In the city, the population was spread out, with 29.2% under the age of 18, 6.1% from 18 to 24, 27.9% from 25 to 44, 21.1% from 45 to 64, and 15.7% who were 65 years of age or older. The median age was 36 years. For every 100 females, there were 102.8 males. For every 100 females age 18 and over, there were 87.8 males.

The median income for a household in the city was $43,125, and the median income for a family was $49,821. Males had a median income of $35,114 versus $24,931 for females. The per capita income for the city was $19,069. About 2.6% of families and 3.9% of the population were below the poverty line, including 2.6% of those under age 18 and 4.6% of those age 65 or over.

==Museums==

- Maxwell North Museum (military memorabilia and uniforms, quilts and coverlets, wedding and graduation dresses, Douglas Law office, 1930's kitchen, complete printing shop)
- Maxwell South Museum (millinery shop, school room, church, post office, barber shop, rocks, fossils, and geodes)

==Education==
The Collins–Maxwell Community School District serves the community. The district formed on July 1, 1983, as a merger of the Collins and Maxwell school districts.

The district has 475 enrolled students and 81 staff members, the latter making the school district the town's largest employer. The school is governed by a 5 person board of education, and day-to-day operations are carried out by the Superintendent and Elementary Principal.

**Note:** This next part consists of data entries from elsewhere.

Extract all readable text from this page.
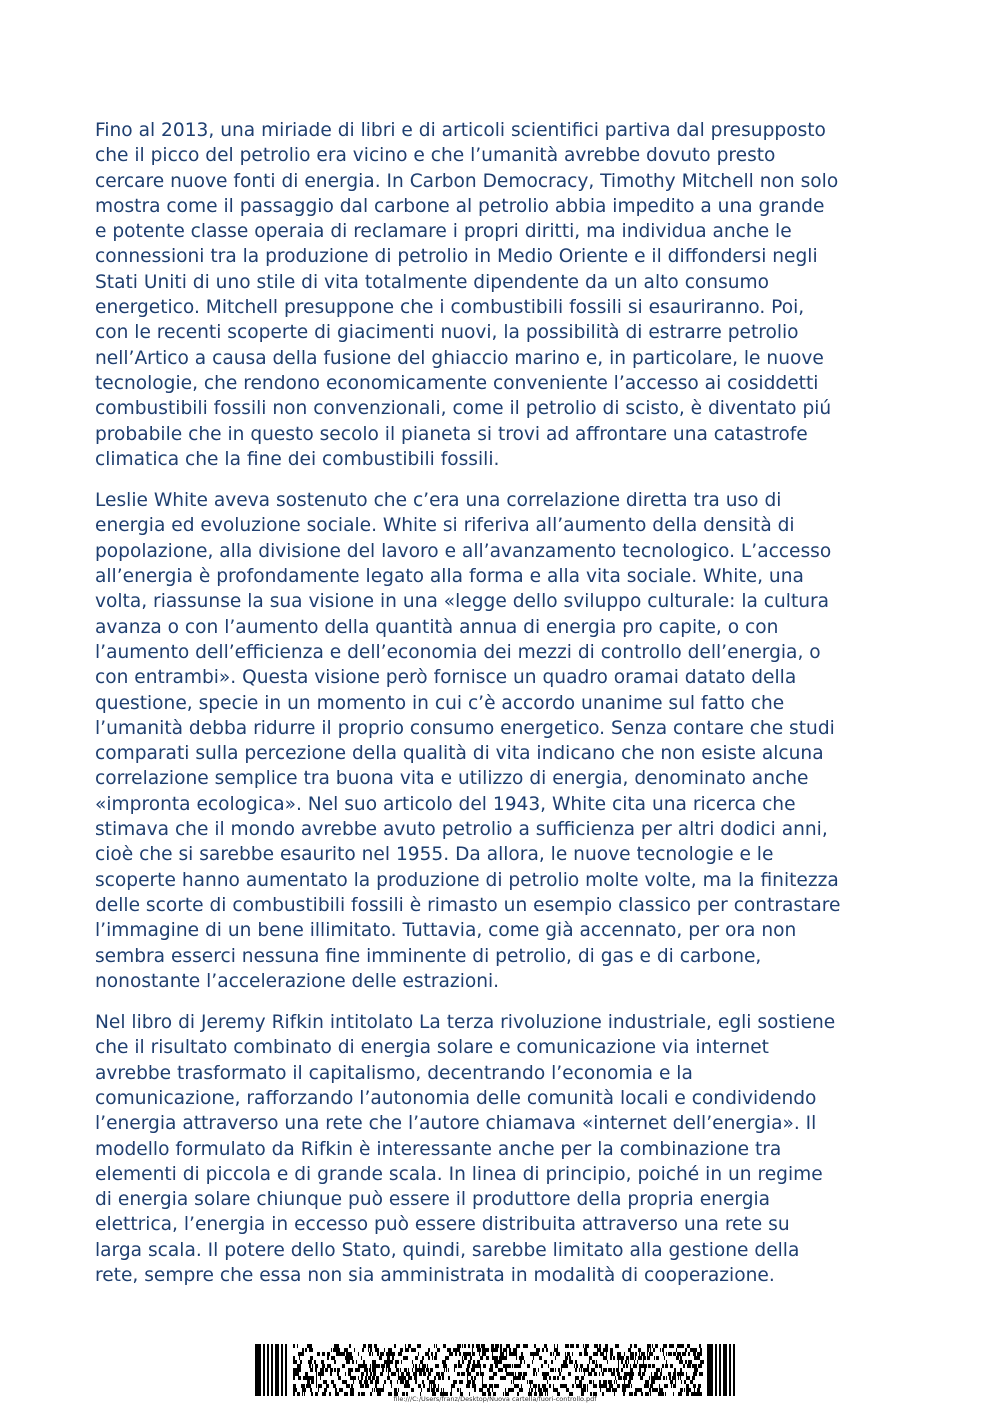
Fino al 2013, una miriade di libri e di articoli scientifici partiva dal presupposto
che il picco del petrolio era vicino e che l’umanità avrebbe dovuto presto
cercare nuove fonti di energia. In Carbon Democracy, Timothy Mitchell non solo
mostra come il passaggio dal carbone al petrolio abbia impedito a una grande
e potente classe operaia di reclamare i propri diritti, ma individua anche le
connessioni tra la produzione di petrolio in Medio Oriente e il diffondersi negli
Stati Uniti di uno stile di vita totalmente dipendente da un alto consumo
energetico. Mitchell presuppone che i combustibili fossili si esauriranno. Poi,
con le recenti scoperte di giacimenti nuovi, la possibilità di estrarre petrolio
nell’Artico a causa della fusione del ghiaccio marino e, in particolare, le nuove
tecnologie, che rendono economicamente conveniente l’accesso ai cosiddetti
combustibili fossili non convenzionali, come il petrolio di scisto, è diventato piú
probabile che in questo secolo il pianeta si trovi ad affrontare una catastrofe
climatica che la fine dei combustibili fossili.

Leslie White aveva sostenuto che c’era una correlazione diretta tra uso di
energia ed evoluzione sociale. White si riferiva all’aumento della densità di
popolazione, alla divisione del lavoro e all’avanzamento tecnologico. L’accesso
all’energia è profondamente legato alla forma e alla vita sociale. White, una
volta, riassunse la sua visione in una «legge dello sviluppo culturale: la cultura
avanza o con l’aumento della quantità annua di energia pro capite, o con
l’aumento dell’efficienza e dell’economia dei mezzi di controllo dell’energia, o
con entrambi». Questa visione però fornisce un quadro oramai datato della
questione, specie in un momento in cui c’è accordo unanime sul fatto che
l’umanità debba ridurre il proprio consumo energetico. Senza contare che studi
comparati sulla percezione della qualità di vita indicano che non esiste alcuna
correlazione semplice tra buona vita e utilizzo di energia, denominato anche
«impronta ecologica». Nel suo articolo del 1943, White cita una ricerca che
stimava che il mondo avrebbe avuto petrolio a sufficienza per altri dodici anni,
cioè che si sarebbe esaurito nel 1955. Da allora, le nuove tecnologie e le
scoperte hanno aumentato la produzione di petrolio molte volte, ma la finitezza
delle scorte di combustibili fossili è rimasto un esempio classico per contrastare
l’immagine di un bene illimitato. Tuttavia, come già accennato, per ora non
sembra esserci nessuna fine imminente di petrolio, di gas e di carbone,
nonostante l’accelerazione delle estrazioni.

Nel libro di Jeremy Rifkin intitolato La terza rivoluzione industriale, egli sostiene
che il risultato combinato di energia solare e comunicazione via internet
avrebbe trasformato il capitalismo, decentrando l’economia e la
comunicazione, rafforzando l’autonomia delle comunità locali e condividendo
l’energia attraverso una rete che l’autore chiamava «internet dell’energia». Il
modello formulato da Rifkin è interessante anche per la combinazione tra
elementi di piccola e di grande scala. In linea di principio, poiché in un regime
di energia solare chiunque può essere il produttore della propria energia
elettrica, l’energia in eccesso può essere distribuita attraverso una rete su
larga scala. Il potere dello Stato, quindi, sarebbe limitato alla gestione della
rete, sempre che essa non sia amministrata in modalità di cooperazione.

file:///C:/Users/franz/Desktop/Nuova cartella/fuori-controllo.pdf
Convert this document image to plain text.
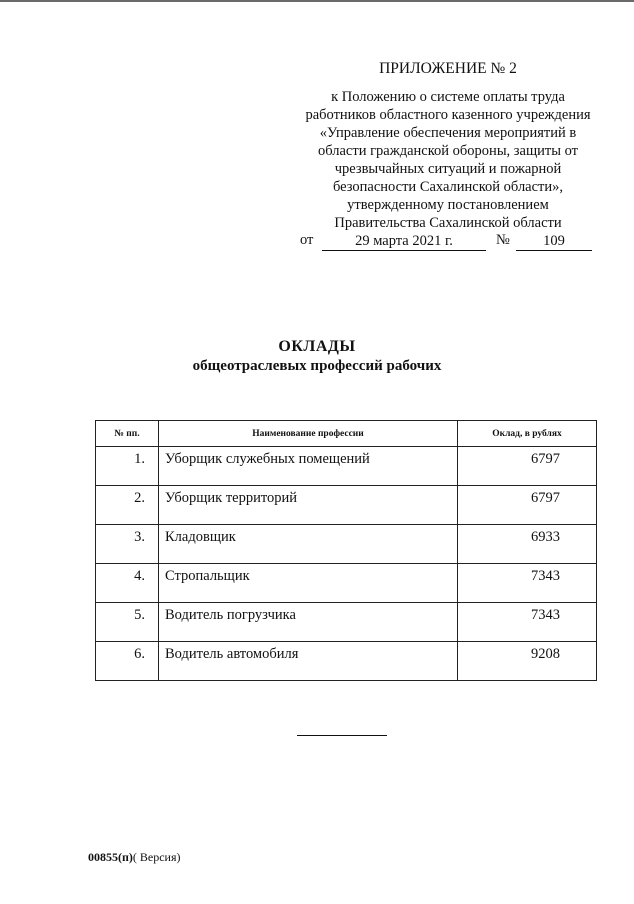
ПРИЛОЖЕНИЕ № 2
к Положению о системе оплаты труда
работников областного казенного учреждения
«Управление обеспечения мероприятий в
области гражданской обороны, защиты от
чрезвычайных ситуаций и пожарной
безопасности Сахалинской области»,
утвержденному постановлением
Правительства Сахалинской области
от	29 марта 2021 г.	№	109
ОКЛАДЫ
общеотраслевых профессий рабочих
№ пп.	Наименование профессии	Оклад, в рублях
1.	Уборщик служебных помещений	6797
2.	Уборщик территорий	6797
3.	Кладовщик	6933
4.	Стропальщик	7343
5.	Водитель погрузчика	7343
6.	Водитель автомобиля	9208
00855(п)( Версия)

Sports teams in the district are known as the Spartans and are part of the Iowa Star Conference along with Clarksville, Don Bosco, Dunkerton, Janesville, Riceville, Tripoli, Waterloo Christian, Baxter, Colo-NESCO, GMG, Meskwaki, North Tama and Valley Lutheran. In addition to athletics the district also offers FFA, Dance Team, Fine Arts, Yearbook committee, Champs, National Honor Society, and Cheerleading.

==Sports and recreation==
The city of Maxwell is home to three city parks. The Maxwell City Park is located on the west side of the town along the Indian Creek. It is the location for the yearly Old Settlers event. There are softball/baseball fields, a disc golf course, playground equipment, plumbed restroom building, RV camping lots with hookups, five shelter houses - one with a full kitchen, horseshoe pit, sand volleyball area, the Story County Freedom Rock and Army Tank display. The Legion Park is located in the southeast quadrant of the city and contains the city soccer fields. On the south side of the park there is a baseball and softball field, concession stand and restrooms. This is also the Maxwell location of the Heartland Bike Trail. The final city park was built and is maintained by the Boy Scouts, and is known as the Scout Park. This is located near the Legion Park and has playground equipment, an open shelter and tables.

The Collins–Maxwell–Baxter soccer club's league supports 5U and above age groups. This league is a subdivision of the Central Iowa Soccer League and Iowa Soccer.